Outside the bubble – In Pod we Cast
È la notte di Halloween del 1938. Dalle radio di milioni di americani, la voce di Orson Welles inaugura quello che è, a tutti gli effetti, uno dei primi stunt PR della storia: la leggenda vuole che il broadcast “The War of the worlds”, che simulava un attacco da parte dei marziani agli Stati Uniti, abbia scatenato panico e isteria in migliaia di americani. L’esperimento di Welles dimostrava l’enorme potenziale di un mezzo ancora agli inizi della propria storia ma si fa fatica a ricordare, a distanza di 80 anni, un momento in cui la radio sia stata altrettanto dirompente e “creativa”.

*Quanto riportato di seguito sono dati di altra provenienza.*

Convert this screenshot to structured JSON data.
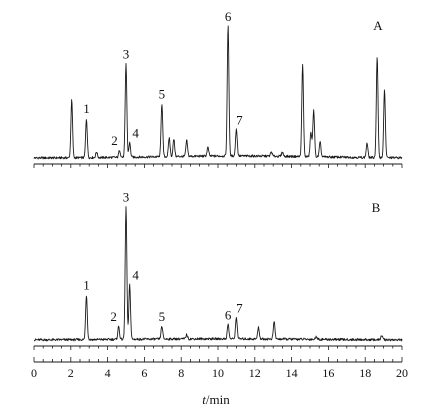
{
  "chart_data": {
    "type": "line",
    "x_axis": {
      "label_italic": "t",
      "label_rest": "/min",
      "range": [
        0,
        20
      ],
      "major_ticks": [
        0,
        2,
        4,
        6,
        8,
        10,
        12,
        14,
        16,
        18,
        20
      ],
      "minor_step": 0.5
    },
    "y_axis": {
      "shown": false,
      "unit": "relative response (A = 100)"
    },
    "grid": false,
    "legend": "none",
    "panels": [
      {
        "name": "A",
        "peaks": [
          {
            "t": 2.05,
            "h": 40
          },
          {
            "t": 2.85,
            "h": 27,
            "label": "1"
          },
          {
            "t": 3.4,
            "h": 4
          },
          {
            "t": 4.65,
            "h": 5,
            "label": "2"
          },
          {
            "t": 5.0,
            "h": 65,
            "label": "3"
          },
          {
            "t": 5.2,
            "h": 10,
            "label": "4"
          },
          {
            "t": 6.95,
            "h": 37,
            "label": "5"
          },
          {
            "t": 7.35,
            "h": 13
          },
          {
            "t": 7.6,
            "h": 12
          },
          {
            "t": 8.3,
            "h": 11
          },
          {
            "t": 9.45,
            "h": 6
          },
          {
            "t": 10.55,
            "h": 91,
            "label": "6"
          },
          {
            "t": 11.0,
            "h": 19,
            "label": "7"
          },
          {
            "t": 12.9,
            "h": 3
          },
          {
            "t": 13.5,
            "h": 3
          },
          {
            "t": 14.6,
            "h": 64
          },
          {
            "t": 15.05,
            "h": 17
          },
          {
            "t": 15.2,
            "h": 33
          },
          {
            "t": 15.55,
            "h": 10
          },
          {
            "t": 18.1,
            "h": 10
          },
          {
            "t": 18.65,
            "h": 70
          },
          {
            "t": 19.05,
            "h": 47
          }
        ]
      },
      {
        "name": "B",
        "peaks": [
          {
            "t": 2.85,
            "h": 31,
            "label": "1"
          },
          {
            "t": 4.6,
            "h": 9,
            "label": "2"
          },
          {
            "t": 5.0,
            "h": 92,
            "label": "3"
          },
          {
            "t": 5.2,
            "h": 38,
            "label": "4"
          },
          {
            "t": 6.95,
            "h": 9,
            "label": "5"
          },
          {
            "t": 8.3,
            "h": 3
          },
          {
            "t": 10.55,
            "h": 10,
            "label": "6"
          },
          {
            "t": 11.0,
            "h": 15,
            "label": "7"
          },
          {
            "t": 12.2,
            "h": 8
          },
          {
            "t": 13.05,
            "h": 12
          },
          {
            "t": 15.35,
            "h": 2
          },
          {
            "t": 18.9,
            "h": 3
          }
        ]
      }
    ]
  }
}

Oggi però questo mezzo sta vivendo, contro ogni aspettativa, una nuova, e altrettanto dirompente, giovinezza: grazie all’avvento dei podcast, la vecchia radio, ormai data per morta e incapace di reinventarsi, ha riabbracciato la creatività e la sperimentazione, e conquistato un nuovo pubblico.
È difficile capire come un semplice cambio di formato, e di modalità di fruizione, sia riuscito a innescare una vera e propria rivoluzione del linguaggio radiofonico, ma è innegabile che negli ultimi anni il mondo dei podcast sia andato ad aggiungersi alla lista di “terre di frontiera” della cultura contemporanea, luoghi dove le regole vengono riscritte e dove la creatività regna sovrana. E i pionieri di questo rinascimento sono proprio quegli Stati Uniti a cui Orson Welles aveva raccontato l’invasione aliena più di 80 anni fa.

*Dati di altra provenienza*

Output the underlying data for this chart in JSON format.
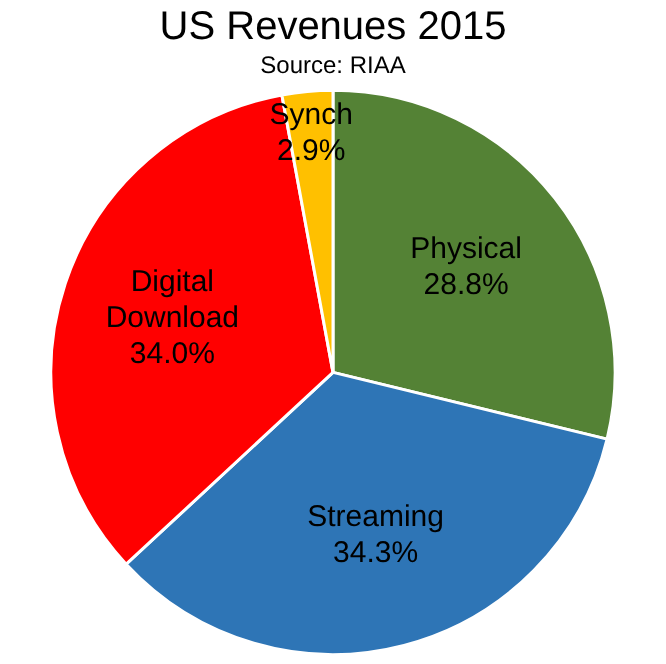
{
  "chart_data": {
    "type": "pie",
    "title": "US Revenues 2015",
    "subtitle": "Source: RIAA",
    "categories": [
      "Physical",
      "Streaming",
      "Digital Download",
      "Synch"
    ],
    "values": [
      28.8,
      34.3,
      34.0,
      2.9
    ],
    "colors": [
      "#548235",
      "#2e75b6",
      "#ff0000",
      "#ffc000"
    ],
    "value_labels": [
      "28.8%",
      "34.3%",
      "34.0%",
      "2.9%"
    ],
    "legend": false
  }
}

Ci sono casi da manuale, come “Serial”, serie investigativa NPR che nel 2014 ha messo in discussione la condanna per omicidio di un 18ennne di Baltmora, riaprendo il caso. In pochi mesi “Serial” ha conquistato milioni di ascoltatori rivitalizzando il genere documentaristico True Crime e trasformando il podcast in un fenomeno di costume. O la più recente “Caliphate”, il podcast del New York Times che ha sollevato un velo inquietante sull’Isis con una profondità che sarebbe stata impensabile per un qualunque articolo di giornale. La storia di “Caliphate” è alla base di un commercial di Droga5 che ha sbancato a Cannes Lions l’anno scorso.
Ci sono poi i podcast più sperimentali, quelli che hanno reinventato il genere e ampliato le potenzialità del mezzo.
Gioielli come “Welcome to the night Vale”, che dal 2012, due volte al mese, trasmette da una fittizia cittadina degli Stati Uniti e commenta gli eventi a cavallo tra la fantascienza e l’horror che coinvolgono la cittadinanza. O il geniale “Everything is alive”, una serie di interviste a oggetti inanimati che ci portano nella loro quotidianità: cosa ha da raccontarci una saponetta? Qual è il punto di vista di un satellite sulla Terra e i suoi abitanti? O “The Truth”, una serie di esperimenti di storytelling, che a ogni puntata regala visioni degne di un episodio di Black Mirror: dalla influencer che si rende conto che tutto quello che scrive su Twitter si avvera al gioco a premi inter-dimensionale il cui montepremi è capire cosa c’è che non va in ognuno di noi. C’è di tutto: musical in stile broadway (“36 questions”), podcast di 3 minuti pensati per tenere compagnia ai bambini mentre si lavano i denti (“Chompers”) o veri e propri esperimenti sociali (“The Habitat”). L’impressione che si ha, iniziando a esplorare gli sterminati cataloghi di Apple Podcast o Spotify, è di trovarsi di fronte a una cornucopia inesauribile di idee, scrittura e qualità.
La lezione per i professionisti della creatività, che siano in forza ad agenzie o brand, è semplice ma potente: non esiste un linguaggio che non possa venire contaminato, ripensato o le cui regole non possano essere completamente riscritte. Cosa succederebbe se provassimo a ripensare la pubblicità come i podcast hanno ripensato la cara vecchia radio?